Now, I have to begin by admitting that I voted for Nader in 2000. I have quite a bit of frustration at entrenched party politics, but also I felt confident that Gore had won Illinois, so I didn’t have to analyze my choice too carefully. If I lived in a state where the balance was closer, it would have been harder, but to be honest, I might well have gone Nader anyway.
Well, in retrospect I have to admit that there was certainly a difference between Gore and Bush, or perhaps more importantly, there is a great difference between Bush’s leadership team and what I’d expect Gore’s cabinet would have looked like. And unless the Dems put up a real bozo like Joe Lieberman, I imagine their candidate will be much more to my taste than the current regime.

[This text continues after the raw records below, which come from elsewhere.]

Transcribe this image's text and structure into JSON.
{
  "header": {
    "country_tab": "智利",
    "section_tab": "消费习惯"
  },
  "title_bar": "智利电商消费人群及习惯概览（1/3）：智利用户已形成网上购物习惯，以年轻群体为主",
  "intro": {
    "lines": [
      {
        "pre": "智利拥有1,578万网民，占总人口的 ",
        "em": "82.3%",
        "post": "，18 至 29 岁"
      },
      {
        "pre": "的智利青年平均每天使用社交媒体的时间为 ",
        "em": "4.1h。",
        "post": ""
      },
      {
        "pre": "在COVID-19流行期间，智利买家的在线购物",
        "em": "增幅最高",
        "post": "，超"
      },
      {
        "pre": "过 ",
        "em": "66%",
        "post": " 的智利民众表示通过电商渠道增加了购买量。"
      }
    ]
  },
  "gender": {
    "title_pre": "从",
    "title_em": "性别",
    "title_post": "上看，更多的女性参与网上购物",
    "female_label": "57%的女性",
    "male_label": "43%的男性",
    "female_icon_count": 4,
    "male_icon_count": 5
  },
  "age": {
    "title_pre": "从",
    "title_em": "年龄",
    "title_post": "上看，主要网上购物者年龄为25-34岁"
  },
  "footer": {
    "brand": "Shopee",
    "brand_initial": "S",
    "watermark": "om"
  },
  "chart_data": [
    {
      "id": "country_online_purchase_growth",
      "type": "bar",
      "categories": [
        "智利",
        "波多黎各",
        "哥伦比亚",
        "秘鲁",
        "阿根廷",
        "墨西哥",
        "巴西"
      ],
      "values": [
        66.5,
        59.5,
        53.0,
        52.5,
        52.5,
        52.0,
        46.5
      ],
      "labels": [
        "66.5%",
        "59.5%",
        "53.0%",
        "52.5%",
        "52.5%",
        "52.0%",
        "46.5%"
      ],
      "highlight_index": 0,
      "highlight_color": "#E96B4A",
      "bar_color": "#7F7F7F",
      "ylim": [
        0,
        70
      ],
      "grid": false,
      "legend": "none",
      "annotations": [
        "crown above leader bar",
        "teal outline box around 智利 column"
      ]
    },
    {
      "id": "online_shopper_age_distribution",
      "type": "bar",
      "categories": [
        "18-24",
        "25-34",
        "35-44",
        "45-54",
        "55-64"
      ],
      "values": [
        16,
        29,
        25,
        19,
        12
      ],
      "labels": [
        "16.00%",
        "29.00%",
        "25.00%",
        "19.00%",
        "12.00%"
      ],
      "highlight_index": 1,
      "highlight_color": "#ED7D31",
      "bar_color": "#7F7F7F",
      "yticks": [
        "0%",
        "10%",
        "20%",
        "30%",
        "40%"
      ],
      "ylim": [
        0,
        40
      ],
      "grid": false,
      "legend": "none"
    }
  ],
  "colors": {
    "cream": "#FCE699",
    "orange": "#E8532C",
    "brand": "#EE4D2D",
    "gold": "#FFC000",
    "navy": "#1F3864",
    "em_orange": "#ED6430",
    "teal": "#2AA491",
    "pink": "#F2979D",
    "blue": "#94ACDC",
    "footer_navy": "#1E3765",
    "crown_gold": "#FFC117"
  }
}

After reading the entire article, my impressions are these: first, politics is always about compromise, and American progressives need to consider how to work together, even while potentially being members of different organizations. And secondly, you don’t build a party from the top down: as noted in the article, the Christian right has developed its political power by targeting local power-vacuums. No third party candidate will be elected president until his or her party has more substantial presence in local and state politics, as well as the federal legislature. Nader would probably be more effective if he ran for an office he could win, like representative or maybe senator.
I still hold out hopes of a pluralistic multi-party political system, but I feel like we learned the hard way in 2000 that idealism needs to be tempered with pragmatism.